Nevertheless, the HUK sees itself in the right and refers to the question why internal price calculations are not disclosed on competition grounds: “We ask for its understanding that we, too, cannot behave differently for reasons of competition, since the tariff calculation in car insurance is a major competitive factor. In addition, we are not legally obliged to disclose our individual contribution calculation.”

And the Association of the German Insurance Industry states that only its member companies receive information on statistical data, but not individual insured persons.

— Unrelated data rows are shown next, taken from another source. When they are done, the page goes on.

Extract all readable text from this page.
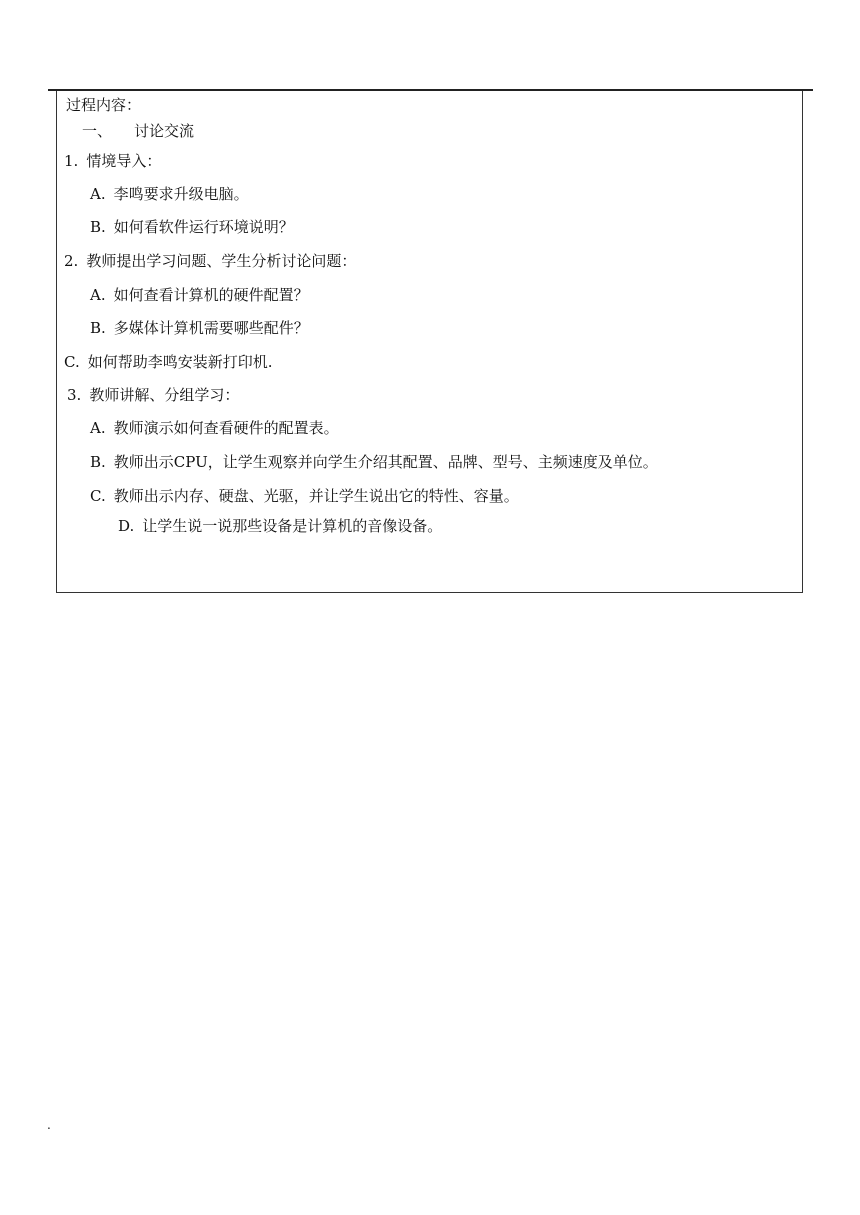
过程内容：
一、 讨论交流
1. 情境导入：
A. 李鸣要求升级电脑。
B. 如何看软件运行环境说明？
2. 教师提出学习问题、学生分析讨论问题：
A. 如何查看计算机的硬件配置？
B. 多媒体计算机需要哪些配件？
C. 如何帮助李鸣安装新打印机.
3. 教师讲解、分组学习：
A. 教师演示如何查看硬件的配置表。
B. 教师出示CPU，让学生观察并向学生介绍其配置、品牌、型号、主频速度及单位。
C. 教师出示内存、硬盘、光驱，并让学生说出它的特性、容量。
D. 让学生说一说那些设备是计算机的音像设备。
.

The legislator has created a legal problem here. Christian Armbrüster, professor of private insurance law, formulates the problem in an opinion written for the Anti-Discrimination Office:

‘The legislature has not resolved the conflict between the policyholders’ interest in disclosure with regard to the internal internal data relevant to unequal treatment, on the one hand, and the insurer’s legitimate interest in the confidentiality of such internal sines on the other.’

The conflict left open by the legislature is the contradiction between the legitimate interest of the insured in disclosing the data and the interest of the insurance industry in the confidentiality of the data.

However, it cannot be examined whether or not there is discrimination in the absence of disclosure of the data. It is true that the calculation of premiums is not regulated by law. This does not mean, however, that the insurance industry is entitled to arbitrarily design tariffs in a ‘coordinated behaviour’.

In the aftermath, the dispute must be resolved in court. In his view, it could also be solved by “checking the insurer’s internal data by a neutral, confidential body.”

It would also be possible for the Federal Financial Supervisory Authority to cease to perform a similar function to that of the Federal Office of Transport: namely, simply to take over the information provided to it by those who were supposed to control it. This might require a simple law – but this requires a political interest in transparency. It remains to be seen whether this interest will develop in the near future.